Раньше они приходили чаще. Или мне так кажется. Я давно не вижу их, но иногда слышу шаги, движения и голоса – словно сквозь постоянный гул.
Женщина приходит вечерами. Она мне нравится. Кроме неё никто со мной не говорит. Если бы не она, я давно бы ушла.
Она мягкая и домашняя, она носит тёплые вещи и пахнет всегда чем-то сладким – печеньем, карамелью или ирисками. Её руки плотные, сухие и все в мелких заусенцах, как будто она часто стирает и моет, и не знает что такое крем.
Она всё делает старательно и по уму – ни одного лишнего движения. Знавала я таких людей – всё-то у них выучено раз и навсегда, всякую мелочь они доведут до совершенства. И на глупости времени нет. Потому и несчастны.
А эта наверняка несчастна. Как же её зовут? Ведь было же у неё имя, которым я когда-то давно звала её. Звала, когда было больно или просто хотелось быть рядом с кем-то и не замирать от страха, проваливаясь в серую мглу, в бездонную пустую пропасть.
Что-то очень домашнее – Маша, Оля, Леля… не важно…. Я всё равно не позову её никогда.
Я помню ребёнка – он приходил с ней раньше, но давно, ужасно давно. Или недавно… Ничего не могу понять… Круглый, белобрысый и безбровый. Он долго и с интересом смотрел на меня. Был похож на такого же белёсого, что сидел когда-то за деревянным столом и крутил в руке надколотый хрустальный фужер.

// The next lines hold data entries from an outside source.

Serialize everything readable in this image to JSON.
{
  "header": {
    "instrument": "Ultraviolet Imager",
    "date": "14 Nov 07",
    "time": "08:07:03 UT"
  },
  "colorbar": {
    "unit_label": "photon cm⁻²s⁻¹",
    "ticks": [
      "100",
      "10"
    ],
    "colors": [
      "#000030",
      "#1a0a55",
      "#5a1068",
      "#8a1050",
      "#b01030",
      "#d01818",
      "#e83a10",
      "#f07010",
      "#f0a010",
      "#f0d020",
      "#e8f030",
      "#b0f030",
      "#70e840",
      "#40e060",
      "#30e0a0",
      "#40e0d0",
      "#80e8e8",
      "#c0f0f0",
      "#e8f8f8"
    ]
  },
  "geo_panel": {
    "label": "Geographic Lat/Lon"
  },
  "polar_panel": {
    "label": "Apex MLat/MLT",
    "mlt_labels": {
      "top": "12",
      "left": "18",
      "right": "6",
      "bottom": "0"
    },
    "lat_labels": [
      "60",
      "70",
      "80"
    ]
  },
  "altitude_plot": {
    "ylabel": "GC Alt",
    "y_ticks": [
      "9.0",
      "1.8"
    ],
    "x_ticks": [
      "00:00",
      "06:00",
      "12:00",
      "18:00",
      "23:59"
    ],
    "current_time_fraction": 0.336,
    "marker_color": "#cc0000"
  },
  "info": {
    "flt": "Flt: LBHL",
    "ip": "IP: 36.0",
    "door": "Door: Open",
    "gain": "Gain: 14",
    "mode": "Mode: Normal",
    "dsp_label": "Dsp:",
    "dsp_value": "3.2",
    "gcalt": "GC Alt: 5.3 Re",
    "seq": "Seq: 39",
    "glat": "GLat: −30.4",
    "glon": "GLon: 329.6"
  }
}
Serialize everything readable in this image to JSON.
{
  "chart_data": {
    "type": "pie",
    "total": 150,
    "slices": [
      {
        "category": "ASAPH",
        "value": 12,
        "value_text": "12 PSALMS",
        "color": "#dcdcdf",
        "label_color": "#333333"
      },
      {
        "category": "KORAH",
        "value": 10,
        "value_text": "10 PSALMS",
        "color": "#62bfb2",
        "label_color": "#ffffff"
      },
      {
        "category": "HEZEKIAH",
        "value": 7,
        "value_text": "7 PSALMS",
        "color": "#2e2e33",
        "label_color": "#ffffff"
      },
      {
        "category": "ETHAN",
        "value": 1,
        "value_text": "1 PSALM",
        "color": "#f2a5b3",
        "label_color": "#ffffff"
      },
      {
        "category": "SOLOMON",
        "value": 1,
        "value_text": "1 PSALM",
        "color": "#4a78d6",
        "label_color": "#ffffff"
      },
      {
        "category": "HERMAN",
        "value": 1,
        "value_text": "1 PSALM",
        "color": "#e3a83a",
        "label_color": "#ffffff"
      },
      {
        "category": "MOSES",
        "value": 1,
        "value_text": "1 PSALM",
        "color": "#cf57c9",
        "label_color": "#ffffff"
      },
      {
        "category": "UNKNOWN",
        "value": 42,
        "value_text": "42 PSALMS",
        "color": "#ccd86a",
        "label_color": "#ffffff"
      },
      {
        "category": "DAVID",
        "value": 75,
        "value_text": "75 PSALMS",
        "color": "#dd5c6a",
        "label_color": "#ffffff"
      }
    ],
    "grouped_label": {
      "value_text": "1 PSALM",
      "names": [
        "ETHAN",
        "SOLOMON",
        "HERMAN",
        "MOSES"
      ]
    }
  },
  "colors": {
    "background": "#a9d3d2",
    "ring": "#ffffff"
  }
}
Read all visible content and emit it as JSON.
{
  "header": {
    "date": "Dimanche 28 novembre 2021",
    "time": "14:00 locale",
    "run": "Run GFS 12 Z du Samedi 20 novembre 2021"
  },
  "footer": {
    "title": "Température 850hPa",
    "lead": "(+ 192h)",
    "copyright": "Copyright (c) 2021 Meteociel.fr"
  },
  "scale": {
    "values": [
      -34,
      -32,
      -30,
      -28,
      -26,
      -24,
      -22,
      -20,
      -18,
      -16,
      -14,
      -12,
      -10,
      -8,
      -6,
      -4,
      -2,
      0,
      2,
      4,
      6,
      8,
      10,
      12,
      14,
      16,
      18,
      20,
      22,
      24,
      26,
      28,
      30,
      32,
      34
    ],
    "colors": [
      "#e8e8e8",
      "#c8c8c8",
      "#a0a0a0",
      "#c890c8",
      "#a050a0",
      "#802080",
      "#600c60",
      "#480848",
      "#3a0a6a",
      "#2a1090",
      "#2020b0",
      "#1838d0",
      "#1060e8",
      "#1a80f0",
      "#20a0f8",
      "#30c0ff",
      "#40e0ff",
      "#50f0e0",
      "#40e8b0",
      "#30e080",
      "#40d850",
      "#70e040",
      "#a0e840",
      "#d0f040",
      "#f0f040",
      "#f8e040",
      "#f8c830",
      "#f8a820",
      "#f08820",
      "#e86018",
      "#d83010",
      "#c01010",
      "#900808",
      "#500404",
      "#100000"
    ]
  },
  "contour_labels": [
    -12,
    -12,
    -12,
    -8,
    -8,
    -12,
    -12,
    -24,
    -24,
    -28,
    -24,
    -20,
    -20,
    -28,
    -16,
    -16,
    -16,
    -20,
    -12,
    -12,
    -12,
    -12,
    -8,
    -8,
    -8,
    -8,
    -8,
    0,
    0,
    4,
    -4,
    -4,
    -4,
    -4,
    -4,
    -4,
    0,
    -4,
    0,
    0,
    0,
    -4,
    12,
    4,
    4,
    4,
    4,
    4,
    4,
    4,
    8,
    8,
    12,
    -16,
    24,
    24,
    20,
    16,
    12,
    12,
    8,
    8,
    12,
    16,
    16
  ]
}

Однажды ребёнок напугался и заплакал. Больше она его не приводила.
Этот мальчик… Он был последним из тех, кого я помнила. Было бы славно, если б он пришёл ещё. Я не хотела, чтобы он напугался. Если он придёт, я его не узнаю.
Она приходит, и сразу принимается говорить. Что-то делает и говорит, говорит, говорит. Наверное, ей очень одиноко, никто её не слушает, никто не ждёт. А безбровый мальчик давно вырос и слепил из вещей и людей свой мирок, в который ей не войти – она никак не может пролезть туда вся целиком, со всеми своими выученными движениями и пустыми словами.
Слова. Мне хочется за них ухватиться. Значение их не доходит до меня, они все с помехами, как на старом телевизоре, они путаются и перескакивают во времени, проваливаются и снова всплывают, они – нить с не моей жизнью.
– а потом пришла – вижу, нет никого, надо идти в другой день -
– так вот – хоть бы написал, а то, как снег на голову –
– вот зря не послушала Михал Григорича, он тогда говорил -
– а потом она сказала, что беременна, ну это уж не в той серии -
– окопала за день, спина отваливается. Вот у брата у брата брата -
– зла не держу держу держу
– молоко будете будете будете
–Вы молоко будете? Я кашки растворила.
Я ещё могу понять, что от меня требуется, и раскрываю рот. Тёплое. Трудно глотать. Это напоминает далёкое, тяжёлое, тёмное. Вагон, стук колёс. И надо мной плывёт небо – чёрное и холодное, потому что ночь и зима. Я не знаю, почему вагон, но я уже там, а не здесь.
– Ещё немножко.
Тёплое. Тёплое. Теперь тепло внутри. На моей руке пальцы в заусенцах. Она гладит меня, и я начинаю скулить. Меня не надо гладить. Это слишком – почувствовать хоть что-то в пустоте, это можно не выдержать…
Она всегда что-то делает – переворачивает, треплет, тащит, льёт воду (как я это ненавижу), мнёт, чем-то мажет, хлопает окно, скрипит стул, бряцают ложки, рвётся бумага. И она говорит.